While this means that some Node.js libraries won’t be compatible (at least, right now), some Node.js compatibility modules are available and will work as expected.
In the future, we’re looking to emulate this environment locally with a CLI command, so you can code confidently and know that your server will work when deployed to EAS Hosting.
We believe that the global edge-network that Cloudflare provides is a unique and natural platform to build future React Server Components-powered applications on and that it’ll give you more confidence when building Expo apps with new React framework features.
What’s next for EAS Hosting?
We’re thrilled to ship this preview of EAS Hosting today.

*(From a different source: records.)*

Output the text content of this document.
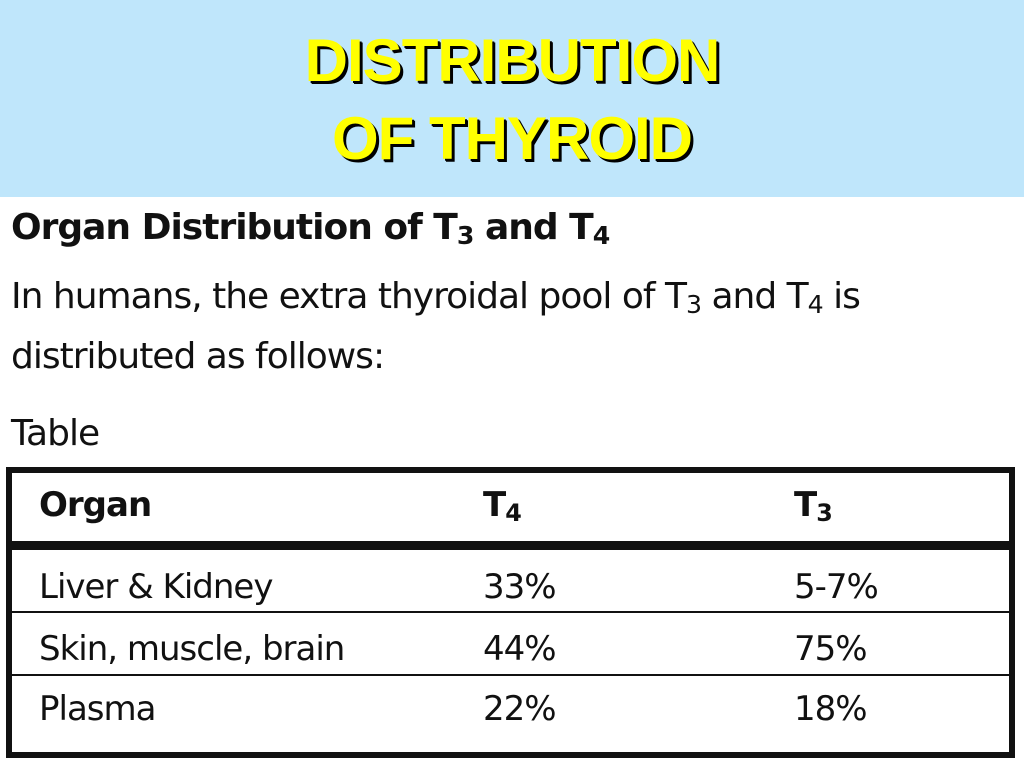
DISTRIBUTION
OF THYROID
Organ Distribution of $T_3$ and $T_4$
In humans, the extra thyroidal pool of $T_3$ and $T_4$ is
distributed as follows:
Table
Organ	$T_4$	$T_3$
Liver & Kidney	33%	5-7%
Skin, muscle, brain	44%	75%
Plasma	22%	18%
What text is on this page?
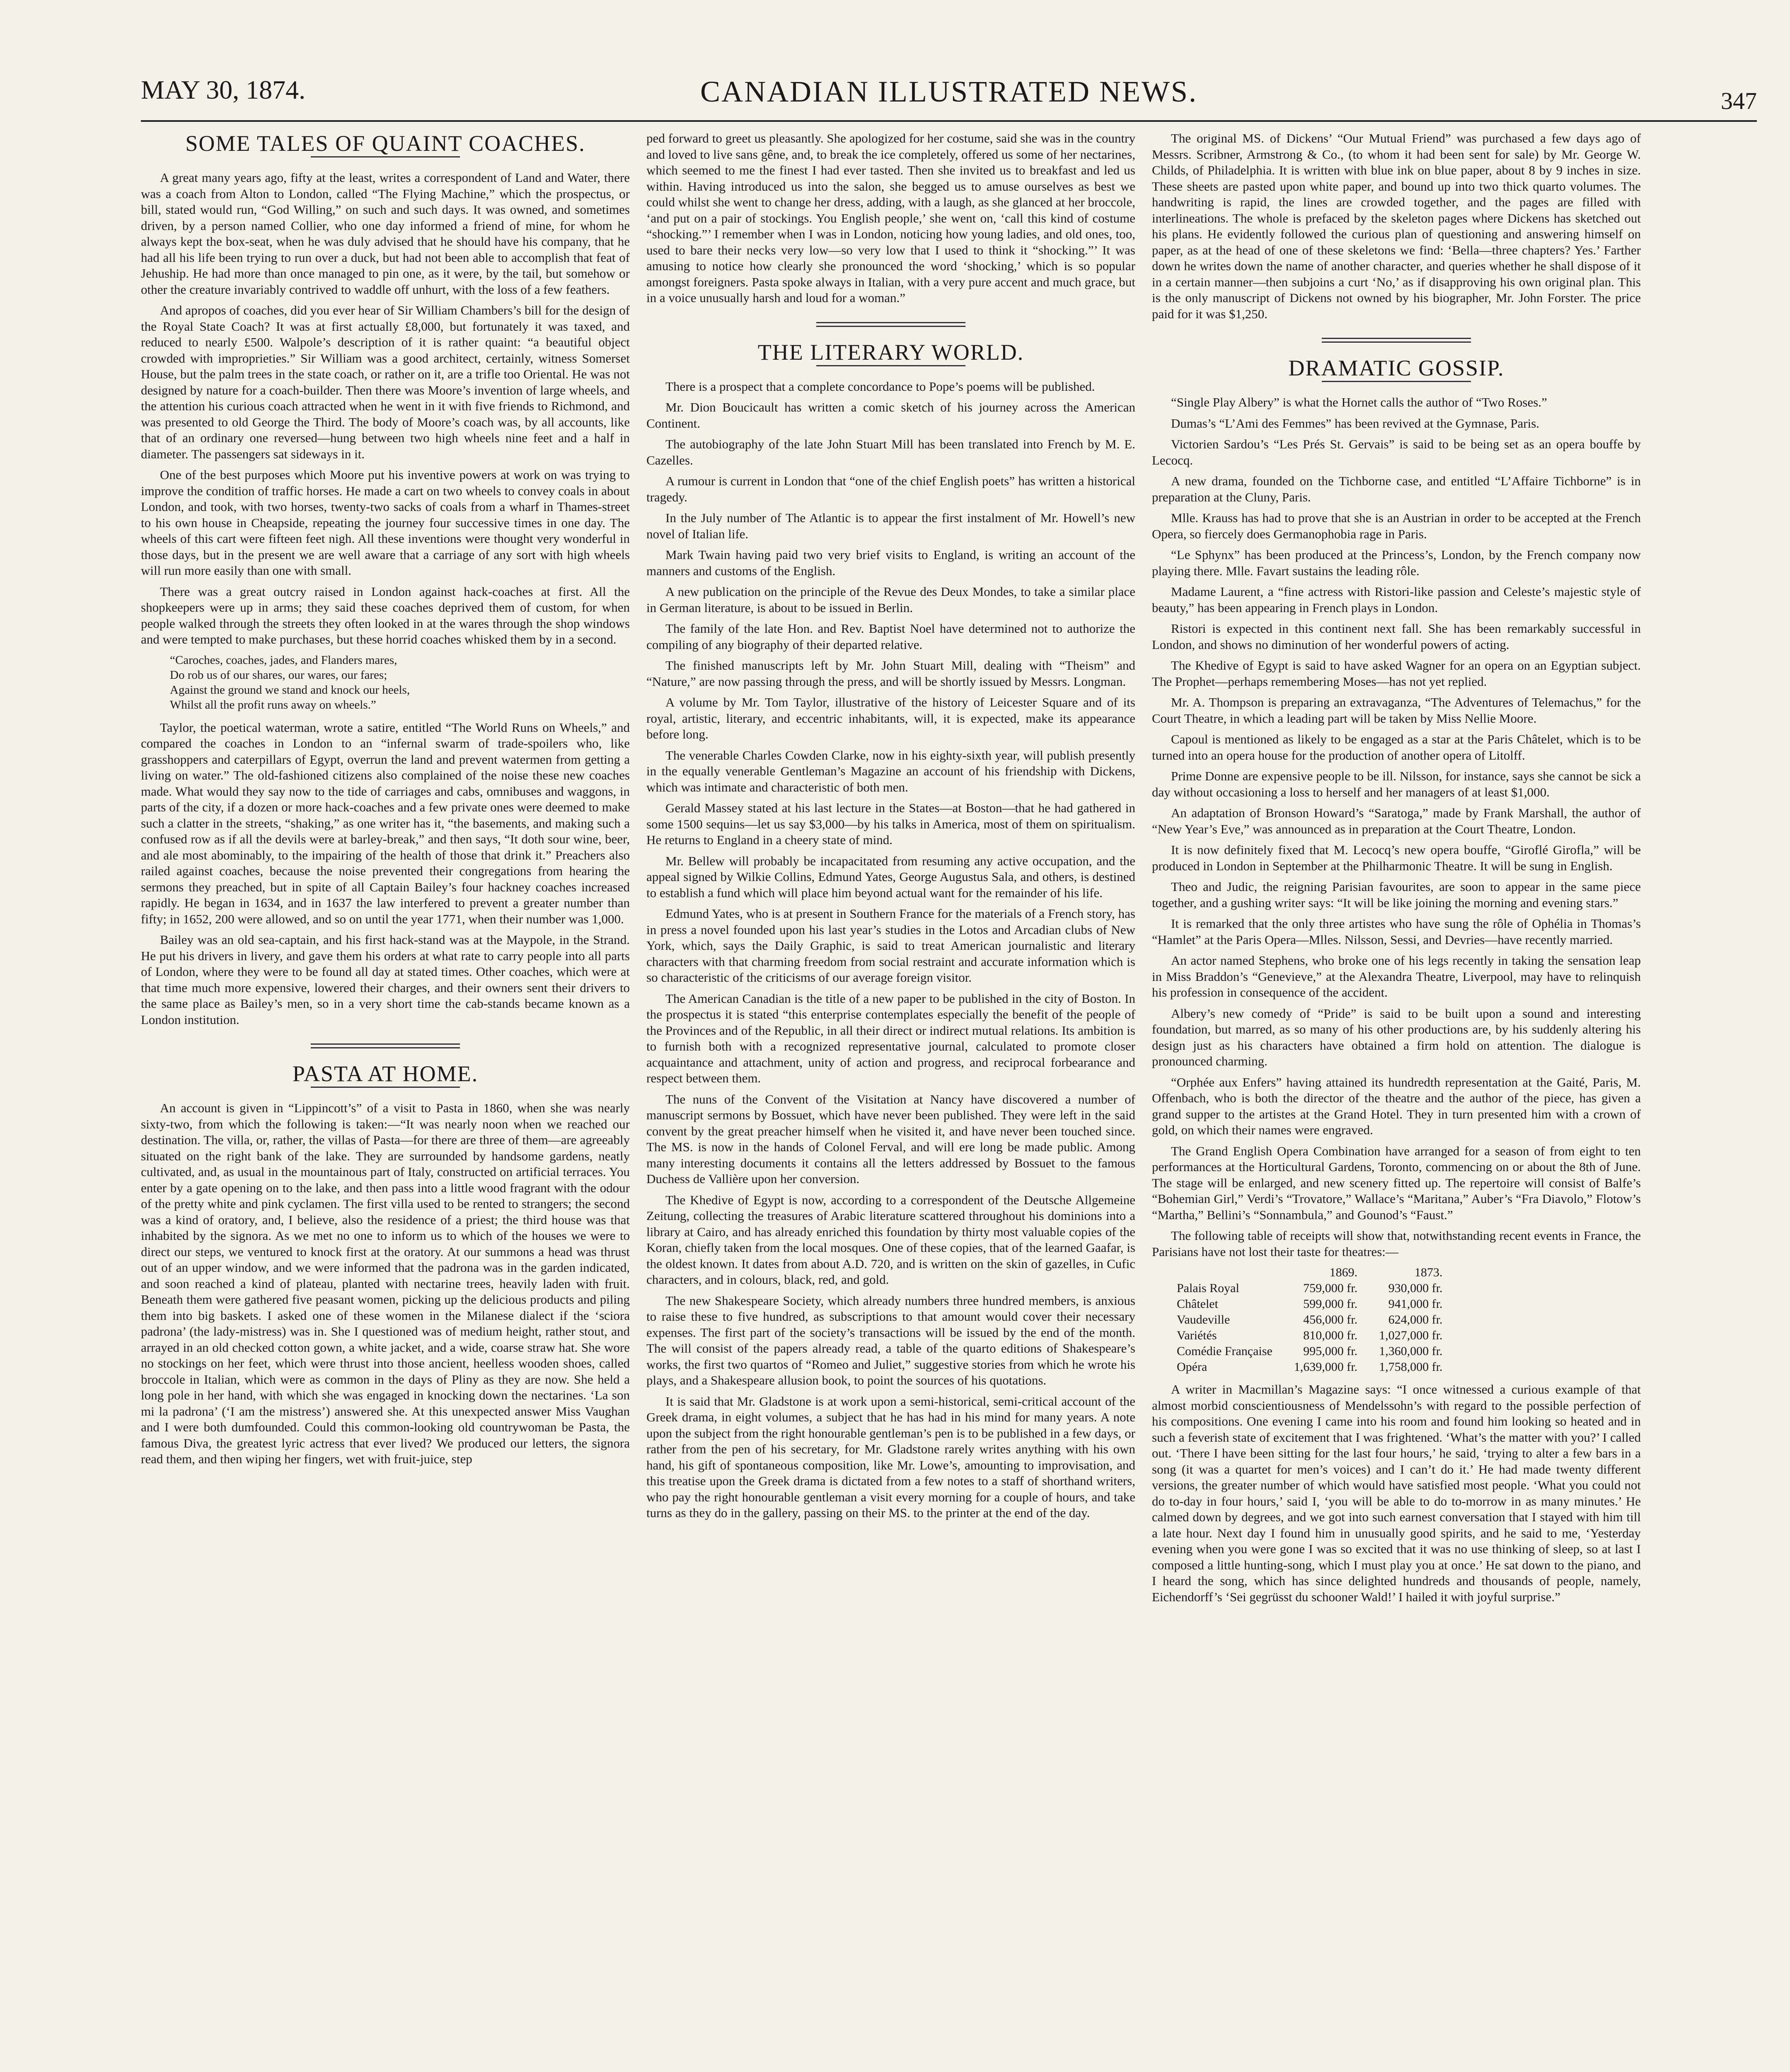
MAY 30, 1874.	CANADIAN ILLUSTRATED NEWS.	347
SOME TALES OF QUAINT COACHES.

A great many years ago, fifty at the least, writes a correspondent of Land and Water, there was a coach from Alton to London, called “The Flying Machine,” which the prospectus, or bill, stated would run, “God Willing,” on such and such days. It was owned, and sometimes driven, by a person named Collier, who one day informed a friend of mine, for whom he always kept the box-seat, when he was duly advised that he should have his company, that he had all his life been trying to run over a duck, but had not been able to accomplish that feat of Jehuship. He had more than once managed to pin one, as it were, by the tail, but somehow or other the creature invariably contrived to waddle off unhurt, with the loss of a few feathers.

And apropos of coaches, did you ever hear of Sir William Chambers’s bill for the design of the Royal State Coach? It was at first actually £8,000, but fortunately it was taxed, and reduced to nearly £500. Walpole’s description of it is rather quaint: “a beautiful object crowded with improprieties.” Sir William was a good architect, certainly, witness Somerset House, but the palm trees in the state coach, or rather on it, are a trifle too Oriental. He was not designed by nature for a coach-builder. Then there was Moore’s invention of large wheels, and the attention his curious coach attracted when he went in it with five friends to Richmond, and was presented to old George the Third. The body of Moore’s coach was, by all accounts, like that of an ordinary one reversed—hung between two high wheels nine feet and a half in diameter. The passengers sat sideways in it.

One of the best purposes which Moore put his inventive powers at work on was trying to improve the condition of traffic horses. He made a cart on two wheels to convey coals in about London, and took, with two horses, twenty-two sacks of coals from a wharf in Thames-street to his own house in Cheapside, repeating the journey four successive times in one day. The wheels of this cart were fifteen feet nigh. All these inventions were thought very wonderful in those days, but in the present we are well aware that a carriage of any sort with high wheels will run more easily than one with small.

There was a great outcry raised in London against hack-coaches at first. All the shopkeepers were up in arms; they said these coaches deprived them of custom, for when people walked through the streets they often looked in at the wares through the shop windows and were tempted to make purchases, but these horrid coaches whisked them by in a second.

“Caroches, coaches, jades, and Flanders mares,
Do rob us of our shares, our wares, our fares;
Against the ground we stand and knock our heels,
Whilst all the profit runs away on wheels.”

Taylor, the poetical waterman, wrote a satire, entitled “The World Runs on Wheels,” and compared the coaches in London to an “infernal swarm of trade-spoilers who, like grasshoppers and caterpillars of Egypt, overrun the land and prevent watermen from getting a living on water.” The old-fashioned citizens also complained of the noise these new coaches made. What would they say now to the tide of carriages and cabs, omnibuses and waggons, in parts of the city, if a dozen or more hack-coaches and a few private ones were deemed to make such a clatter in the streets, “shaking,” as one writer has it, “the basements, and making such a confused row as if all the devils were at barley-break,” and then says, “It doth sour wine, beer, and ale most abominably, to the impairing of the health of those that drink it.” Preachers also railed against coaches, because the noise prevented their congregations from hearing the sermons they preached, but in spite of all Captain Bailey’s four hackney coaches increased rapidly. He began in 1634, and in 1637 the law interfered to prevent a greater number than fifty; in 1652, 200 were allowed, and so on until the year 1771, when their number was 1,000.

Bailey was an old sea-captain, and his first hack-stand was at the Maypole, in the Strand. He put his drivers in livery, and gave them his orders at what rate to carry people into all parts of London, where they were to be found all day at stated times. Other coaches, which were at that time much more expensive, lowered their charges, and their owners sent their drivers to the same place as Bailey’s men, so in a very short time the cab-stands became known as a London institution.

PASTA AT HOME.

An account is given in “Lippincott’s” of a visit to Pasta in 1860, when she was nearly sixty-two, from which the following is taken:—“It was nearly noon when we reached our destination. The villa, or, rather, the villas of Pasta—for there are three of them—are agreeably situated on the right bank of the lake. They are surrounded by handsome gardens, neatly cultivated, and, as usual in the mountainous part of Italy, constructed on artificial terraces. You enter by a gate opening on to the lake, and then pass into a little wood fragrant with the odour of the pretty white and pink cyclamen. The first villa used to be rented to strangers; the second was a kind of oratory, and, I believe, also the residence of a priest; the third house was that inhabited by the signora. As we met no one to inform us to which of the houses we were to direct our steps, we ventured to knock first at the oratory. At our summons a head was thrust out of an upper window, and we were informed that the padrona was in the garden indicated, and soon reached a kind of plateau, planted with nectarine trees, heavily laden with fruit. Beneath them were gathered five peasant women, picking up the delicious products and piling them into big baskets. I asked one of these women in the Milanese dialect if the ‘sciora padrona’ (the lady-mistress) was in. She I questioned was of medium height, rather stout, and arrayed in an old checked cotton gown, a white jacket, and a wide, coarse straw hat. She wore no stockings on her feet, which were thrust into those ancient, heelless wooden shoes, called broccole in Italian, which were as common in the days of Pliny as they are now. She held a long pole in her hand, with which she was engaged in knocking down the nectarines. ‘La son mi la padrona’ (‘I am the mistress’) answered she. At this unexpected answer Miss Vaughan and I were both dumfounded. Could this common-looking old countrywoman be Pasta, the famous Diva, the greatest lyric actress that ever lived? We produced our letters, the signora read them, and then wiping her fingers, wet with fruit-juice, step

ped forward to greet us pleasantly. She apologized for her costume, said she was in the country and loved to live sans gêne, and, to break the ice completely, offered us some of her nectarines, which seemed to me the finest I had ever tasted. Then she invited us to breakfast and led us within. Having introduced us into the salon, she begged us to amuse ourselves as best we could whilst she went to change her dress, adding, with a laugh, as she glanced at her broccole, ‘and put on a pair of stockings. You English people,’ she went on, ‘call this kind of costume “shocking.”’ I remember when I was in London, noticing how young ladies, and old ones, too, used to bare their necks very low—so very low that I used to think it “shocking.”’ It was amusing to notice how clearly she pronounced the word ‘shocking,’ which is so popular amongst foreigners. Pasta spoke always in Italian, with a very pure accent and much grace, but in a voice unusually harsh and loud for a woman.”

THE LITERARY WORLD.

There is a prospect that a complete concordance to Pope’s poems will be published.

Mr. Dion Boucicault has written a comic sketch of his journey across the American Continent.

The autobiography of the late John Stuart Mill has been translated into French by M. E. Cazelles.

A rumour is current in London that “one of the chief English poets” has written a historical tragedy.

In the July number of The Atlantic is to appear the first instalment of Mr. Howell’s new novel of Italian life.

Mark Twain having paid two very brief visits to England, is writing an account of the manners and customs of the English.

A new publication on the principle of the Revue des Deux Mondes, to take a similar place in German literature, is about to be issued in Berlin.

The family of the late Hon. and Rev. Baptist Noel have determined not to authorize the compiling of any biography of their departed relative.

The finished manuscripts left by Mr. John Stuart Mill, dealing with “Theism” and “Nature,” are now passing through the press, and will be shortly issued by Messrs. Longman.

A volume by Mr. Tom Taylor, illustrative of the history of Leicester Square and of its royal, artistic, literary, and eccentric inhabitants, will, it is expected, make its appearance before long.

The venerable Charles Cowden Clarke, now in his eighty-sixth year, will publish presently in the equally venerable Gentleman’s Magazine an account of his friendship with Dickens, which was intimate and characteristic of both men.

Gerald Massey stated at his last lecture in the States—at Boston—that he had gathered in some 1500 sequins—let us say $3,000—by his talks in America, most of them on spiritualism. He returns to England in a cheery state of mind.

Mr. Bellew will probably be incapacitated from resuming any active occupation, and the appeal signed by Wilkie Collins, Edmund Yates, George Augustus Sala, and others, is destined to establish a fund which will place him beyond actual want for the remainder of his life.

Edmund Yates, who is at present in Southern France for the materials of a French story, has in press a novel founded upon his last year’s studies in the Lotos and Arcadian clubs of New York, which, says the Daily Graphic, is said to treat American journalistic and literary characters with that charming freedom from social restraint and accurate information which is so characteristic of the criticisms of our average foreign visitor.

The American Canadian is the title of a new paper to be published in the city of Boston. In the prospectus it is stated “this enterprise contemplates especially the benefit of the people of the Provinces and of the Republic, in all their direct or indirect mutual relations. Its ambition is to furnish both with a recognized representative journal, calculated to promote closer acquaintance and attachment, unity of action and progress, and reciprocal forbearance and respect between them.

The nuns of the Convent of the Visitation at Nancy have discovered a number of manuscript sermons by Bossuet, which have never been published. They were left in the said convent by the great preacher himself when he visited it, and have never been touched since. The MS. is now in the hands of Colonel Ferval, and will ere long be made public. Among many interesting documents it contains all the letters addressed by Bossuet to the famous Duchess de Vallière upon her conversion.

The Khedive of Egypt is now, according to a correspondent of the Deutsche Allgemeine Zeitung, collecting the treasures of Arabic literature scattered throughout his dominions into a library at Cairo, and has already enriched this foundation by thirty most valuable copies of the Koran, chiefly taken from the local mosques. One of these copies, that of the learned Gaafar, is the oldest known. It dates from about A.D. 720, and is written on the skin of gazelles, in Cufic characters, and in colours, black, red, and gold.

The new Shakespeare Society, which already numbers three hundred members, is anxious to raise these to five hundred, as subscriptions to that amount would cover their necessary expenses. The first part of the society’s transactions will be issued by the end of the month. The will consist of the papers already read, a table of the quarto editions of Shakespeare’s works, the first two quartos of “Romeo and Juliet,” suggestive stories from which he wrote his plays, and a Shakespeare allusion book, to point the sources of his quotations.

It is said that Mr. Gladstone is at work upon a semi-historical, semi-critical account of the Greek drama, in eight volumes, a subject that he has had in his mind for many years. A note upon the subject from the right honourable gentleman’s pen is to be published in a few days, or rather from the pen of his secretary, for Mr. Gladstone rarely writes anything with his own hand, his gift of spontaneous composition, like Mr. Lowe’s, amounting to improvisation, and this treatise upon the Greek drama is dictated from a few notes to a staff of shorthand writers, who pay the right honourable gentleman a visit every morning for a couple of hours, and take turns as they do in the gallery, passing on their MS. to the printer at the end of the day.

The original MS. of Dickens’ “Our Mutual Friend” was purchased a few days ago of Messrs. Scribner, Armstrong & Co., (to whom it had been sent for sale) by Mr. George W. Childs, of Philadelphia. It is written with blue ink on blue paper, about 8 by 9 inches in size. These sheets are pasted upon white paper, and bound up into two thick quarto volumes. The handwriting is rapid, the lines are crowded together, and the pages are filled with interlineations. The whole is prefaced by the skeleton pages where Dickens has sketched out his plans. He evidently followed the curious plan of questioning and answering himself on paper, as at the head of one of these skeletons we find: ‘Bella—three chapters? Yes.’ Farther down he writes down the name of another character, and queries whether he shall dispose of it in a certain manner—then subjoins a curt ‘No,’ as if disapproving his own original plan. This is the only manuscript of Dickens not owned by his biographer, Mr. John Forster. The price paid for it was $1,250.

DRAMATIC GOSSIP.

“Single Play Albery” is what the Hornet calls the author of “Two Roses.”

Dumas’s “L’Ami des Femmes” has been revived at the Gymnase, Paris.

Victorien Sardou’s “Les Prés St. Gervais” is said to be being set as an opera bouffe by Lecocq.

A new drama, founded on the Tichborne case, and entitled “L’Affaire Tichborne” is in preparation at the Cluny, Paris.

Mlle. Krauss has had to prove that she is an Austrian in order to be accepted at the French Opera, so fiercely does Germanophobia rage in Paris.

“Le Sphynx” has been produced at the Princess’s, London, by the French company now playing there. Mlle. Favart sustains the leading rôle.

Madame Laurent, a “fine actress with Ristori-like passion and Celeste’s majestic style of beauty,” has been appearing in French plays in London.

Ristori is expected in this continent next fall. She has been remarkably successful in London, and shows no diminution of her wonderful powers of acting.

The Khedive of Egypt is said to have asked Wagner for an opera on an Egyptian subject. The Prophet—perhaps remembering Moses—has not yet replied.

Mr. A. Thompson is preparing an extravaganza, “The Adventures of Telemachus,” for the Court Theatre, in which a leading part will be taken by Miss Nellie Moore.

Capoul is mentioned as likely to be engaged as a star at the Paris Châtelet, which is to be turned into an opera house for the production of another opera of Litolff.

Prime Donne are expensive people to be ill. Nilsson, for instance, says she cannot be sick a day without occasioning a loss to herself and her managers of at least $1,000.

An adaptation of Bronson Howard’s “Saratoga,” made by Frank Marshall, the author of “New Year’s Eve,” was announced as in preparation at the Court Theatre, London.

It is now definitely fixed that M. Lecocq’s new opera bouffe, “Giroflé Girofla,” will be produced in London in September at the Philharmonic Theatre. It will be sung in English.

Theo and Judic, the reigning Parisian favourites, are soon to appear in the same piece together, and a gushing writer says: “It will be like joining the morning and evening stars.”

It is remarked that the only three artistes who have sung the rôle of Ophélia in Thomas’s “Hamlet” at the Paris Opera—Mlles. Nilsson, Sessi, and Devries—have recently married.

An actor named Stephens, who broke one of his legs recently in taking the sensation leap in Miss Braddon’s “Genevieve,” at the Alexandra Theatre, Liverpool, may have to relinquish his profession in consequence of the accident.

Albery’s new comedy of “Pride” is said to be built upon a sound and interesting foundation, but marred, as so many of his other productions are, by his suddenly altering his design just as his characters have obtained a firm hold on attention. The dialogue is pronounced charming.

“Orphée aux Enfers” having attained its hundredth representation at the Gaité, Paris, M. Offenbach, who is both the director of the theatre and the author of the piece, has given a grand supper to the artistes at the Grand Hotel. They in turn presented him with a crown of gold, on which their names were engraved.

The Grand English Opera Combination have arranged for a season of from eight to ten performances at the Horticultural Gardens, Toronto, commencing on or about the 8th of June. The stage will be enlarged, and new scenery fitted up. The repertoire will consist of Balfe’s “Bohemian Girl,” Verdi’s “Trovatore,” Wallace’s “Maritana,” Auber’s “Fra Diavolo,” Flotow’s “Martha,” Bellini’s “Sonnambula,” and Gounod’s “Faust.”

The following table of receipts will show that, notwithstanding recent events in France, the Parisians have not lost their taste for theatres:—

	1869.	1873.
Palais Royal	759,000 fr.	930,000 fr.
Châtelet	599,000 fr.	941,000 fr.
Vaudeville	456,000 fr.	624,000 fr.
Variétés	810,000 fr.	1,027,000 fr.
Comédie Française	995,000 fr.	1,360,000 fr.
Opéra	1,639,000 fr.	1,758,000 fr.

A writer in Macmillan’s Magazine says: “I once witnessed a curious example of that almost morbid conscientiousness of Mendelssohn’s with regard to the possible perfection of his compositions. One evening I came into his room and found him looking so heated and in such a feverish state of excitement that I was frightened. ‘What’s the matter with you?’ I called out. ‘There I have been sitting for the last four hours,’ he said, ‘trying to alter a few bars in a song (it was a quartet for men’s voices) and I can’t do it.’ He had made twenty different versions, the greater number of which would have satisfied most people. ‘What you could not do to-day in four hours,’ said I, ‘you will be able to do to-morrow in as many minutes.’ He calmed down by degrees, and we got into such earnest conversation that I stayed with him till a late hour. Next day I found him in unusually good spirits, and he said to me, ‘Yesterday evening when you were gone I was so excited that it was no use thinking of sleep, so at last I composed a little hunting-song, which I must play you at once.’ He sat down to the piano, and I heard the song, which has since delighted hundreds and thousands of people, namely, Eichendorff’s ‘Sei gegrüsst du schooner Wald!’ I hailed it with joyful surprise.”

This is the first ever end-to-end deployment solution for universal app development and we’re eager for everyone to test it and share their feedback.
As excited as we are about Hosting, we’re even more excited about what this unlocks for developers moving forward. Here’s what you can expect:
- As we’re building out our support for React Server Components, EAS Hosting gives us a platform to grow alongside and be the easiest hosting service for your Expo applications, powered by React’s server-side capabilities.
- We’re actively exploring adding more complex and non-standard features to worker deployments, that tie in more deeply with Cloudflare Worker’s ecosystem and the features offered by Cloudflare.
- Going forward, we’ll improve Expo CLI’s emulation of our hosting platform, so you can write code and be confident it’s working identically and as intended when you’re testing it locally.
Thanks for reading the post and please give EAS Hosting a try. You can find its pricing on our pricing page — there is a free tier. Feel free to ask questions in our Discord’s #eas-hosting channel and report issues on the expo/eas-cli repo.
Developer trust is our top priority at Expo, we appreciate your patience as we sharpen this EAS Hosting preview into a solution for all apps built with Expo over the course of 2025!